Um ähnliche Einschaltquoten zu schaffen wie die Champions League müsse er zwei Wochen lang am Stück senden, witzelte Thomas Gottschalk über sein Quotenproblem, das letztlich, wie seit Mittwoch bekannt, zum Ende des Vorabendtalks im Juni nach nur knapp drei Monaten führte. Selbstironie stand dem Entertainer gar nicht schlecht, das überzuckerte blitzschnell auch Anke Engelke.

"Weißt du was, du solltest den Intendanten zuvorkommen und hinschmeißen!", rief sie mit gebotener Empörung. Die Showfrau hat auch schon bessere Tage hinter sich, aber im Nachhinein ist man ja immer klüger.

Die Größe wollte Gottschalk nicht aufbringen: "Jetzt einfach heimgehen? Nein". Und legte seinem Gast die Rutsche: "Ich gehe nur, wenn hierher eine Frau kommt. Engelke gab freimütig zu, dass ihr in diesem Fall das Loslassen nicht schwer fällt: "Ich kann aus Erfahrung sagen, dass es nicht der schönste Job ist, sich dann da hinzusetzen." Gut pariert.
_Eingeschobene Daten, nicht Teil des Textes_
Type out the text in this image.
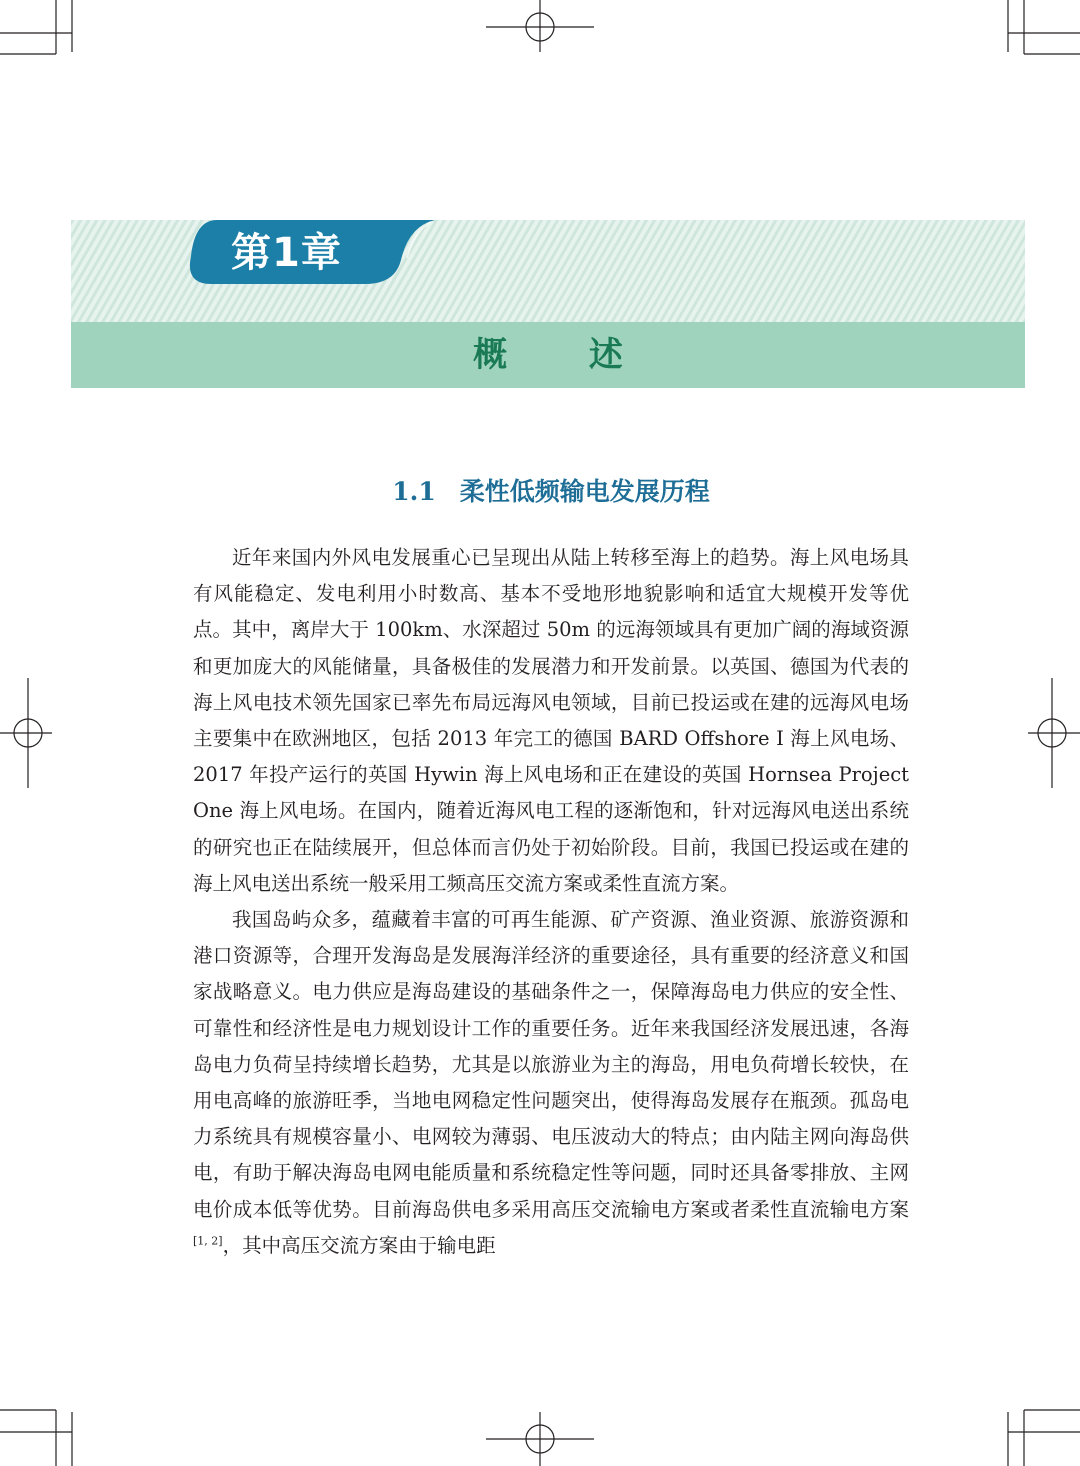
第1章
概 述
1.1 柔性低频输电发展历程

近年来国内外风电发展重心已呈现出从陆上转移至海上的趋势。海上风电场具有风能稳定、发电利用小时数高、基本不受地形地貌影响和适宜大规模开发等优点。其中，离岸大于 100km、水深超过 50m 的远海领域具有更加广阔的海域资源和更加庞大的风能储量，具备极佳的发展潜力和开发前景。以英国、德国为代表的海上风电技术领先国家已率先布局远海风电领域，目前已投运或在建的远海风电场主要集中在欧洲地区，包括 2013 年完工的德国 BARD Offshore I 海上风电场、2017 年投产运行的英国 Hywin 海上风电场和正在建设的英国 Hornsea Project One 海上风电场。在国内，随着近海风电工程的逐渐饱和，针对远海风电送出系统的研究也正在陆续展开，但总体而言仍处于初始阶段。目前，我国已投运或在建的海上风电送出系统一般采用工频高压交流方案或柔性直流方案。

我国岛屿众多，蕴藏着丰富的可再生能源、矿产资源、渔业资源、旅游资源和港口资源等，合理开发海岛是发展海洋经济的重要途径，具有重要的经济意义和国家战略意义。电力供应是海岛建设的基础条件之一，保障海岛电力供应的安全性、可靠性和经济性是电力规划设计工作的重要任务。近年来我国经济发展迅速，各海岛电力负荷呈持续增长趋势，尤其是以旅游业为主的海岛，用电负荷增长较快，在用电高峰的旅游旺季，当地电网稳定性问题突出，使得海岛发展存在瓶颈。孤岛电力系统具有规模容量小、电网较为薄弱、电压波动大的特点；由内陆主网向海岛供电，有助于解决海岛电网电能质量和系统稳定性等问题，同时还具备零排放、主网电价成本低等优势。目前海岛供电多采用高压交流输电方案或者柔性直流输电方案[1, 2]，其中高压交流方案由于输电距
Es wird auch nicht nötig sein, denn die ARD kehrt zum alten Programmschema zurück. Das heißt: Verbotene Liebe statt täglicher Talk. Eine Peinlichkeit wie beim ZDF mit monatelanger Suche nach einem gegeeigneten Nachfolger von Wetten, dass...? will man sich offenbar ersparen. Eine Blamage für das Öffentlich-rechtliche in Deutschland bleibt das Kapitel allemal. (Doris Priesching, DER STANDARD, 20.4.2012)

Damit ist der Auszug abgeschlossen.